My family and I are moving out to Canada within the next few weeks and I am getting abit worried and nervous now as we have no family and friends. My children will be started school in the September and I am worried they will not get accepted by the other children. I am told the Canadians are really friendly but it dont stop me from worrying.


----------



## Oggy (Jan 25, 2009)

Hi Deighton Family & welcome to the forums! You're not alone in feeling a bit apprehensive ... I think most people feel the same way shortly before relocating. I live in the area that you're moving to, so please feel free to contact me if you have any questions.


----------



## jodie123 (Jun 24, 2011)

*worried*

Hi there,
We are a family of four wanting to move to Canada simply beacause we love it..we are applying to immigrate as we speak but I have 2 cildren aged 12 and 14yrs, I am worried about schools and safe areas to live, any advice for us? would like to be around Vancouver!!
Thanks


----------



## Deighton Family (Jun 12, 2011)

jodie123 said:


> Hi there,
> We are a family of four wanting to move to Canada simply beacause we love it..we are applying to immigrate as we speak but I have 2 cildren aged 12 and 14yrs, I am worried about schools and safe areas to live, any advice for us? would like to be around Vancouver!!
> Thanks


Hi there,
We are moving within the next few weeks to Kelowna which is between Vancouver and Banff.

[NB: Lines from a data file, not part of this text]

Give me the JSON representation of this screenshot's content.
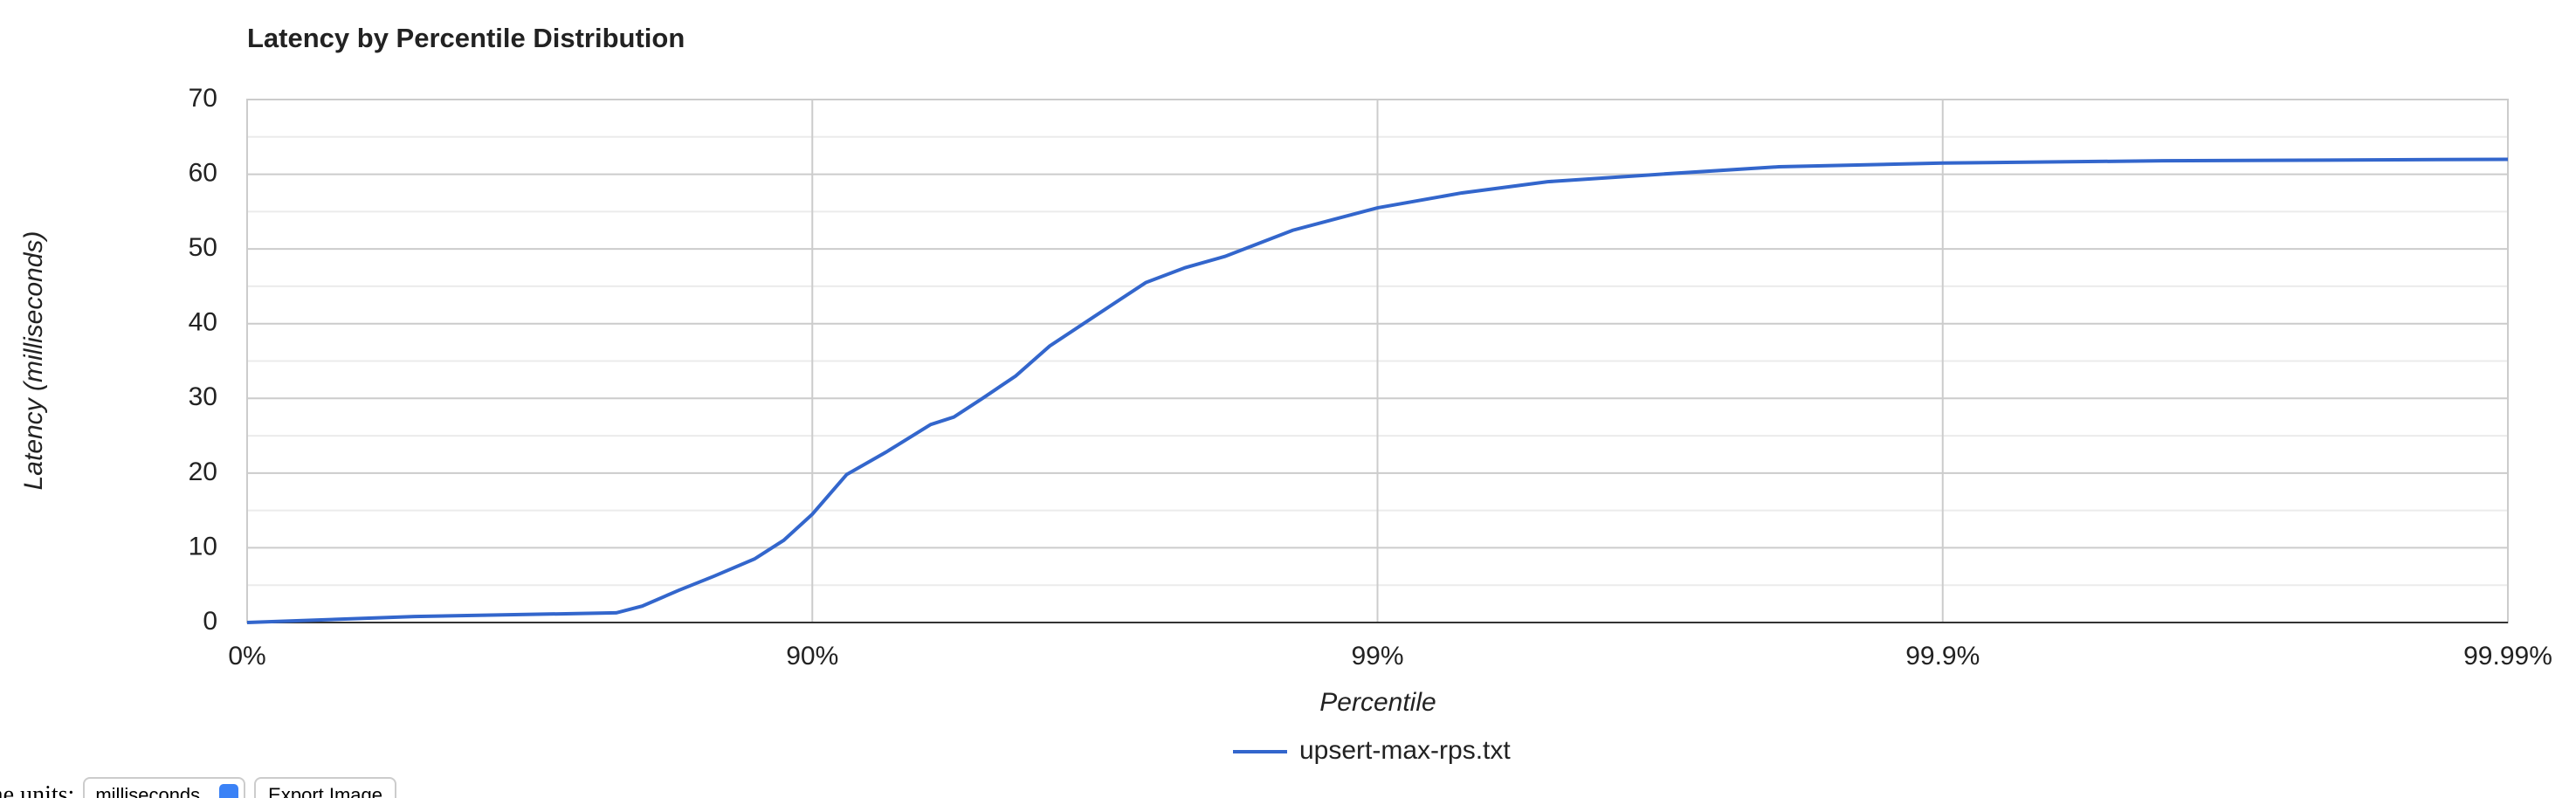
{
  "chart_data": {
    "type": "line",
    "title": "Latency by Percentile Distribution",
    "x_label": "Percentile",
    "y_label": "Latency (milliseconds)",
    "xscale": "log",
    "x": [
      1,
      1.98,
      4.5,
      5,
      5.8,
      6.7,
      7.9,
      8.9,
      10,
      11.5,
      13.5,
      16.2,
      17.8,
      20,
      22.9,
      26.3,
      31.6,
      38.9,
      45.7,
      53.7,
      70.8,
      100,
      141,
      200,
      316,
      513,
      1000,
      2455,
      10000
    ],
    "series": [
      {
        "name": "upsert-max-rps.txt",
        "color": "#3366cc",
        "values": [
          0,
          0.8,
          1.3,
          2.2,
          4.3,
          6.2,
          8.5,
          11,
          14.5,
          19.8,
          22.8,
          26.5,
          27.5,
          30,
          33,
          37,
          41,
          45.5,
          47.5,
          49,
          52.5,
          55.5,
          57.5,
          59,
          60,
          61,
          61.5,
          61.8,
          62
        ]
      }
    ],
    "xlim": [
      1,
      10000
    ],
    "xticks": [
      {
        "value": 1,
        "label": "0%"
      },
      {
        "value": 10,
        "label": "90%"
      },
      {
        "value": 100,
        "label": "99%"
      },
      {
        "value": 1000,
        "label": "99.9%"
      },
      {
        "value": 10000,
        "label": "99.99%"
      }
    ],
    "ylim": [
      0,
      70
    ],
    "yticks": [
      0,
      10,
      20,
      30,
      40,
      50,
      60,
      70
    ],
    "yminorticks": [
      5,
      15,
      25,
      35,
      45,
      55,
      65
    ],
    "grid": true,
    "legend": "bottom"
  },
  "controls": {
    "units_label": "Time units:",
    "units_value": "milliseconds",
    "export_button": "Export Image"
  }
}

I have a 14 and 10 year old and still have worries about if they will settle and if we all will be accepted. Giving up a very good business here for the move for a better life for the kids. We all love Canada. Take a look at where we are heading.


----------



## bc brit (Dec 30, 2009)

You will love Kelowna,it is a great place to bring up kids.
We have a 14 and a 9 years old,they just love it here.
We were in the same situation as yourselves,sold a good business for the chance to give our daughter who was 3 at the time,what we felt was a better chance in life.
All i can say is that we have no regrets.
you are bound to feel nervous,but that is normal.
Send me a private message on here so i reply and send you are phone number.
You are more than welcome to pop in for a cuppa tea and a chat

regards Mike


----------



## Deighton Family (Jun 12, 2011)

bc brit said:


> You will love Kelowna,it is a great place to bring up kids.
> We have a 14 and a 9 years old,they just love it here.
> We were in the same situation as yourselves,sold a good business for the chance to give our daughter who was 3 at the time,what we felt was a better chance in life.
> All i can say is that we have no regrets.
> ...


Hi Mike,

Thanks so much for replying, its good to hear about your family and others that have been in a similar situation as ourselves. Not sure how to send private messages on here or even if this turns out to be private, perhaps you can advise us on this as this is all so new. It would be really great to meet up with you and your family, we are coming over in 2 weeks time to finalise work and rented accomodation so if you are free around the 1st week of August it would be really nice to meet up.

regards, Julie and Mark


----------



## bc brit (Dec 30, 2009)

Deighton Family said:


> Hi Mike,
> 
> Thanks so much for replying, its good to hear about your family and others that have been in a similar situation as ourselves. Not sure how to send private messages on here or even if this turns out to be private, perhaps you can advise us on this as this is all so new. It would be really great to meet up with you and your family, we are coming over in 2 weeks time to finalise work and rented accomodation so if you are free around the 1st week of August it would be really nice to meet up.
> 
> regards, Julie and Mark


Hello both,
Send us a quick e mail at [email protected] we can then e mail you are phone number

regards Mike


----------